SLI cannot be used within the NVIDIA CUDA programming model. Moreover, we don't even need SLI for our application, as our GPU computation involves no communication between the GPUs. Surprisingly, the FASTRA does not even have a SLI motherboard! It uses a crossfire motherboard with the AMD 780 chipset. The basic driver needs for such a system are twofold: the motherboard BIOS must be able to support eight separate GPUs and the NVIDIA drivers must be able to detect four 9800GX2 cards and use them as eight separate GPUs. We were not sure beforehand if this would work, but it turns out to work exactly as planned.

Would it be faster to use 9800GTX cards?

A 9800GTX card is faster than a single GPU on the 9800GX2 card. For games, using two GPUs typically does not result in double framerates.
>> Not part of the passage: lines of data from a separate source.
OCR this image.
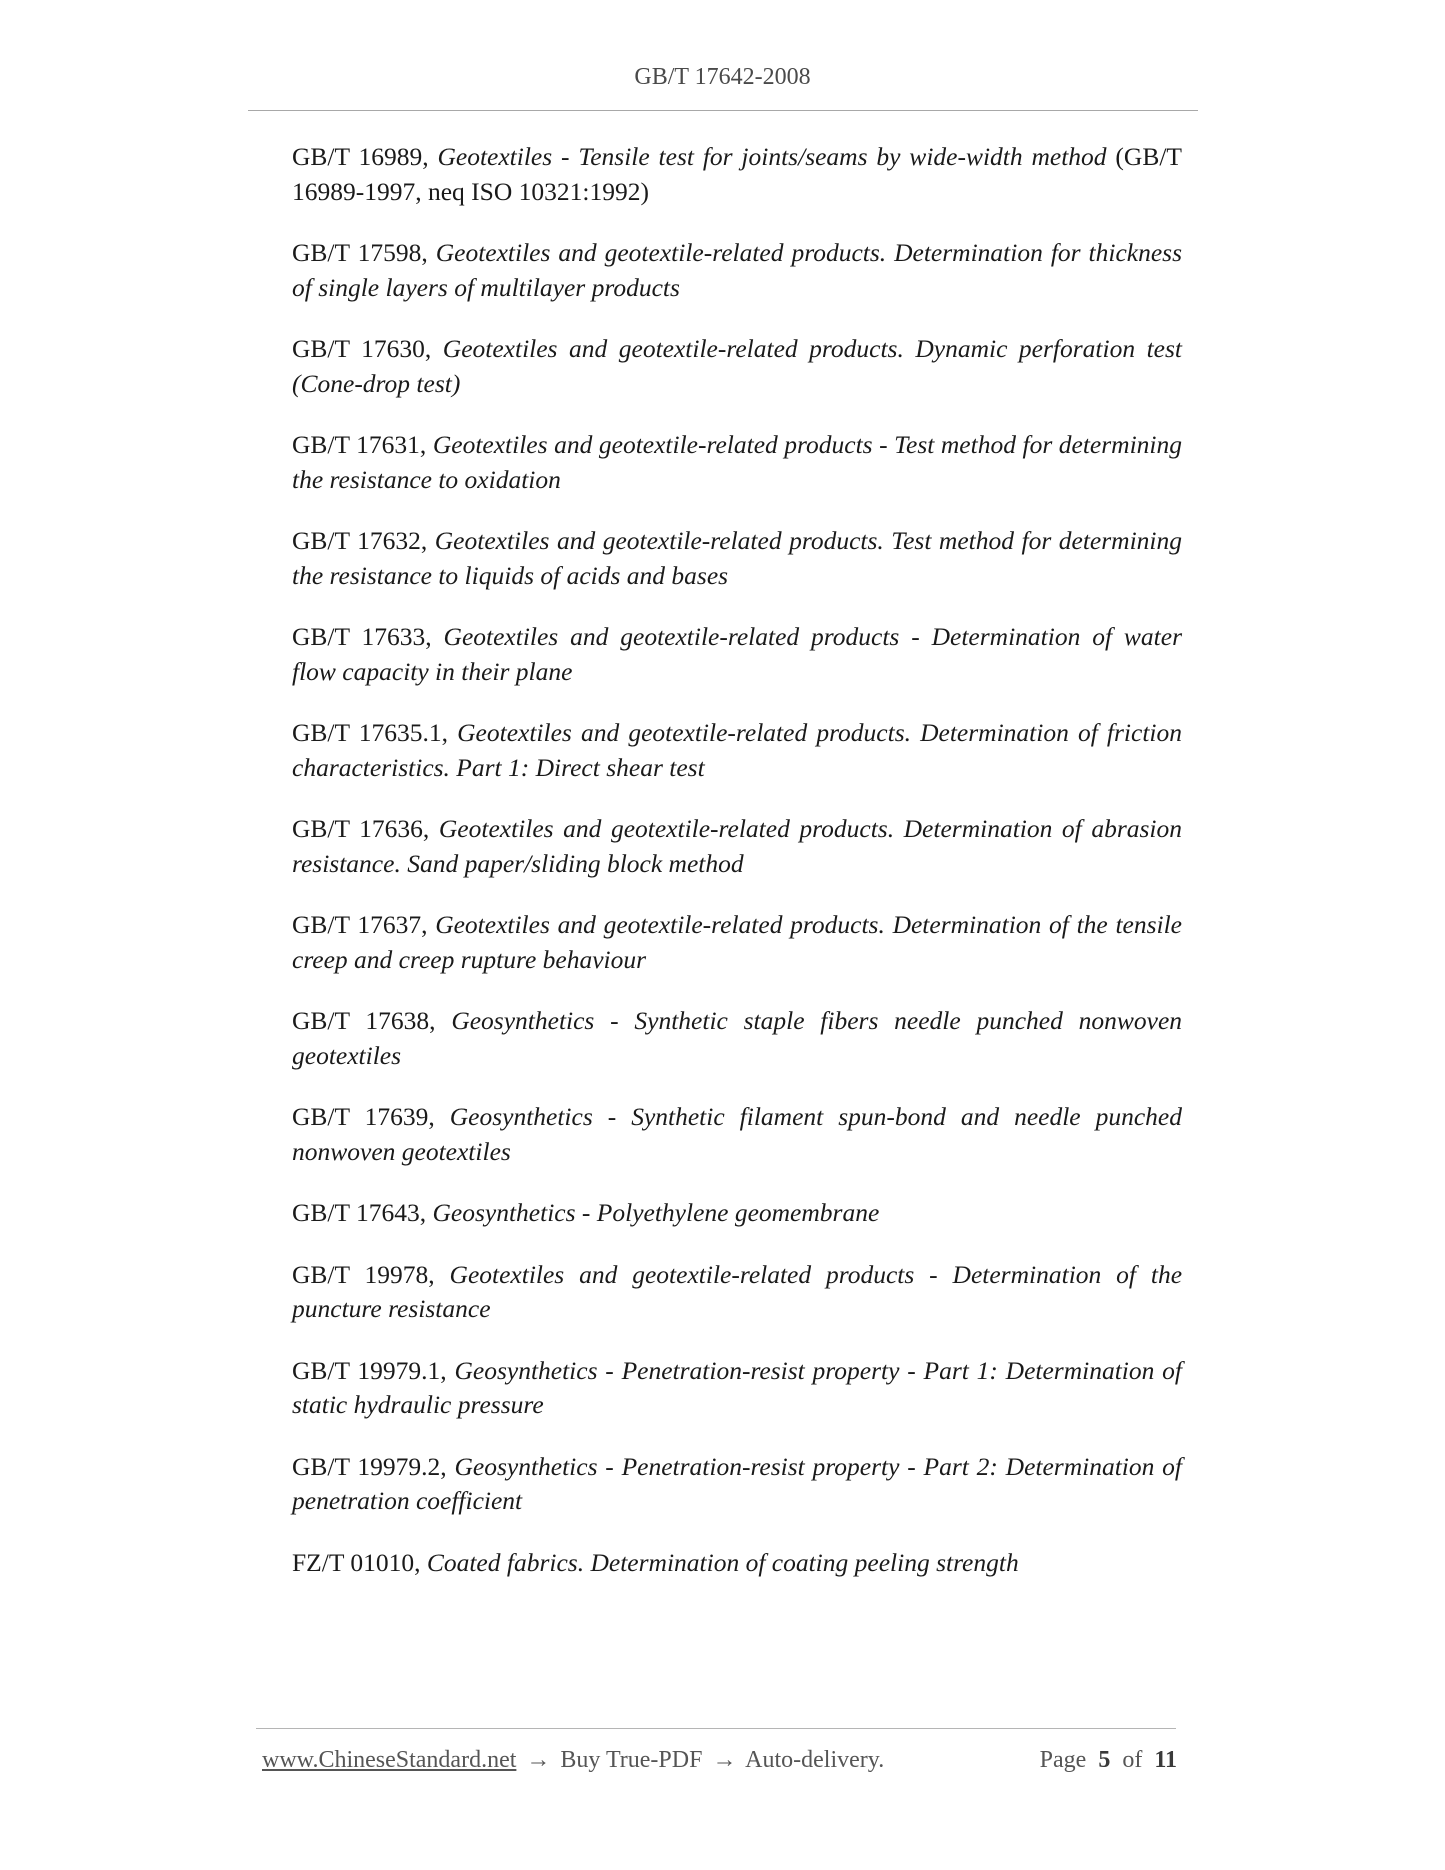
GB/T 17642-2008
GB/T 16989, Geotextiles - Tensile test for joints/seams by wide-width method (GB/T 16989-1997, neq ISO 10321:1992)
GB/T 17598, Geotextiles and geotextile-related products. Determination for thickness of single layers of multilayer products
GB/T 17630, Geotextiles and geotextile-related products. Dynamic perforation test (Cone-drop test)
GB/T 17631, Geotextiles and geotextile-related products - Test method for determining the resistance to oxidation
GB/T 17632, Geotextiles and geotextile-related products. Test method for determining the resistance to liquids of acids and bases
GB/T 17633, Geotextiles and geotextile-related products - Determination of water flow capacity in their plane
GB/T 17635.1, Geotextiles and geotextile-related products. Determination of friction characteristics. Part 1: Direct shear test
GB/T 17636, Geotextiles and geotextile-related products. Determination of abrasion resistance. Sand paper/sliding block method
GB/T 17637, Geotextiles and geotextile-related products. Determination of the tensile creep and creep rupture behaviour
GB/T 17638, Geosynthetics - Synthetic staple fibers needle punched nonwoven geotextiles
GB/T 17639, Geosynthetics - Synthetic filament spun-bond and needle punched nonwoven geotextiles
GB/T 17643, Geosynthetics - Polyethylene geomembrane
GB/T 19978, Geotextiles and geotextile-related products - Determination of the puncture resistance
GB/T 19979.1, Geosynthetics - Penetration-resist property - Part 1: Determination of static hydraulic pressure
GB/T 19979.2, Geosynthetics - Penetration-resist property - Part 2: Determination of penetration coefficient
FZ/T 01010, Coated fabrics. Determination of coating peeling strength
www.ChineseStandard.net → Buy True-PDF → Auto-delivery.	Page 5 of 11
For our tomography computations, doubling the number of GPUs does result in double computation speed. Therefore, using 9800GX2 cards provides us with much more computation power than using 9800GTX cards.

Comments from the experts

Designing, building and testing FASTRA was quite a risky undertaking. Therefore, we continuously consulted the expert community on several public web forums, and obtained lots of advice doing so. Some comments that we received:

  • MSI helpdesk: "In theory you can install four dual-GPU cards to use. By the way, as MSI has not tested this configuration, MSI takes no responsibility for any damage caused by improper use or lack of technical expertise."
  • A public hardware forum: "What exactly are you planning to do with 8 GPUs if you aren't doing 3D acceleration or rendering? I don't work for NASA but I seriously doubt if any application in the world would require such a high end GPU setting."
  • A public hardware forum: "Just a guess, but I'd think you are going to need water cooling for the thing not to melt."
  • A public hardware forum: "Being a computer scientist I'm sure you have done your research and realize by now that (4) 9800 GX2 graphics cards (giving you in your situation) a proposed 8 GPUs with which to do computations is a complete and utter waste of time because the software that runs these cards is not designed to have all four cards working as a team."